The household and health products company’s scheme has made a series of changes to its communications as part of a drive to encourage younger and lower-paid members to put away more for their retirement.

Schemes are increasingly turning to saving modellers and social media campaigns to push younger employees to put more into their pension, in a difficult economic climate for first-time savers.

Reckitt Benckiser's DC scheme: in numbers

  • Active members: 2,600.

  • Employer contribution: 10 per cent.

  • Employee contribution: 0 per cent.

Reckitt Benckiser Pension Fund’s defined contribution section does not require employees to pay contributions. The employer pays 10 per cent of workers' salary into the scheme, after being auto-enrolled upon joining the company.

Chris Little, UK pensions manager, said encouraging those in their twenties to make additional contributions is proving a difficult but important challenge for the scheme.

"I have adapted our annual magazine to aim it more at the younger or lower-paid employees and also separated it from our defined benefit magazine," he said.

"I also wrote an article in our internal company magazine to advertise pensions and I do believe [the current] publicity is the key."

The company targeted the following messages at staff:

  • Employees were encouraged to trial paying 1 per cent of their salary into their pension pot last year. A newsletter encouraged them to start it from January 1 as a new year's resolution.

  • On an annual salary of £25,000, this was broken down to £16.66 a month or £3.85 a week, after tax relief, to give them an idea of the actual cost impact.

Between September – when the engagement drive kicked off – and January, 12 members chose to put more away for their retirement, with half of those being younger workers.

The scheme is planning to conduct staff presentations in the summer to encourage a greater part of its 2,600 active members to increase their contributions. “I will be using our internal social media to advertise these presentations,” said Little.

The scheme is to make it mandatory for its human resources staff to attend those presentations so that new employees can be encouraged to contribute from the moment they join the company, Little added.

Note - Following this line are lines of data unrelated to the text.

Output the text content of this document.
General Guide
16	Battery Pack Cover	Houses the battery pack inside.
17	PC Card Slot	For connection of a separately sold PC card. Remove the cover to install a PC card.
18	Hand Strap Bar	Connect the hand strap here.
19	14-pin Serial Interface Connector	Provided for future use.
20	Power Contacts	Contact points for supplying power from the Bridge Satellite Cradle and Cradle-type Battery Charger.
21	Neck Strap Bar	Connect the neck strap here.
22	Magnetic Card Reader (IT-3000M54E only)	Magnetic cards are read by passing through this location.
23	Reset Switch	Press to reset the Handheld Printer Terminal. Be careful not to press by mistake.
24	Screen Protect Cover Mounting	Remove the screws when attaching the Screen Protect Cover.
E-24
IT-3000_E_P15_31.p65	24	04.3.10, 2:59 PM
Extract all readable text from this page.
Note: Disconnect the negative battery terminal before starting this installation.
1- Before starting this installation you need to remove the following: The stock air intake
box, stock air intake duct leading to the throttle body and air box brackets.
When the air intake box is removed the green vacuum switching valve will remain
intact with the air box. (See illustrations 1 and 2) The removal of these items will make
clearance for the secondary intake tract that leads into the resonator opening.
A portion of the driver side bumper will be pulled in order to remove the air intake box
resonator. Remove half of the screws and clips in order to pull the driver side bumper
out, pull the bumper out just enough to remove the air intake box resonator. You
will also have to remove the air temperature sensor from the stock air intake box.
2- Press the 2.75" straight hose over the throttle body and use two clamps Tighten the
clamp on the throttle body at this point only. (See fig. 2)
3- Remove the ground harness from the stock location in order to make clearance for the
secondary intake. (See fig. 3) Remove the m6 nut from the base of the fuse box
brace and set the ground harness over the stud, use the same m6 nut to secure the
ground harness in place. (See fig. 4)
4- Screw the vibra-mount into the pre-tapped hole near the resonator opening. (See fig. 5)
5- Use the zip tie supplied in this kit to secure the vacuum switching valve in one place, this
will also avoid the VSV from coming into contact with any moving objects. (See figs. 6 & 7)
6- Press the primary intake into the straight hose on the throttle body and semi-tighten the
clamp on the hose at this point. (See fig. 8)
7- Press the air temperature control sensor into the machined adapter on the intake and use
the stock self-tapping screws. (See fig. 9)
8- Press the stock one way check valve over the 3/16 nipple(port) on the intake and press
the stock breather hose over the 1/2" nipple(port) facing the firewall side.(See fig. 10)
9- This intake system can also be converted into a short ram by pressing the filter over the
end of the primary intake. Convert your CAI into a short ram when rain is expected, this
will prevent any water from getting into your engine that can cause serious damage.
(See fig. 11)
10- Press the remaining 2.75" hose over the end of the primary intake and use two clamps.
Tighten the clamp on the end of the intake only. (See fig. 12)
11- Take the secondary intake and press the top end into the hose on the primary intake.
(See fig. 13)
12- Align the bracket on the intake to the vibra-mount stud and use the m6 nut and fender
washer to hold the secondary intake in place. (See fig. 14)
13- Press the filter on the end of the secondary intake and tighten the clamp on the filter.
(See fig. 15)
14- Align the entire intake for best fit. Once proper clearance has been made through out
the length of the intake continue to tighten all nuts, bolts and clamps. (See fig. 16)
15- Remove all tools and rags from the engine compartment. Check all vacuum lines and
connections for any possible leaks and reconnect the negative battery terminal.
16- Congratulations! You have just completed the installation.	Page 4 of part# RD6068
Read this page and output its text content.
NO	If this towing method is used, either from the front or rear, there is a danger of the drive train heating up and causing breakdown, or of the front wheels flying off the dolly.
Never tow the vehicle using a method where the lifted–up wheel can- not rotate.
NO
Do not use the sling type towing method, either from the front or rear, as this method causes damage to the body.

How to engage younger staff

Karen Heath, chief engagement officer at communication provider Antony Hodges Consulting, said online modellers could be useful to demonstrate how members can afford to make more contributions through small changes to their lifestyle.

The company has launched one such tool with funds in UK and Australia called Small Change, Big Savings, which allows members to see the potential impact of replacing some of their lifestyle spending with retirement saving.

She added: “The young are impatient, we live in an immediate world and their attitude to pension savings is no different.

“You have to get their attention quickly and make it easy for them to take action, there and then.”

Last year,Pensions Week reported on the challenge faced by under-30s on the affordability of pension saving, and whether it was the best vehicle for them to save into retirement.

Student debt, a tough property market and living costs are detering younger employees from putting money away for their retirement, said Greg Thorley, director at Face To Face Consultancy.

It was important to cater to a generation that was used to accessing information online, he added. "Often, younger members will prefer reflection time, access to the detail in an electronic form and an opportunity to interrogate and question via online chat or blogs.

"This provides the element of control and choice that they expect to find in all their interactions as consumers in a digital world."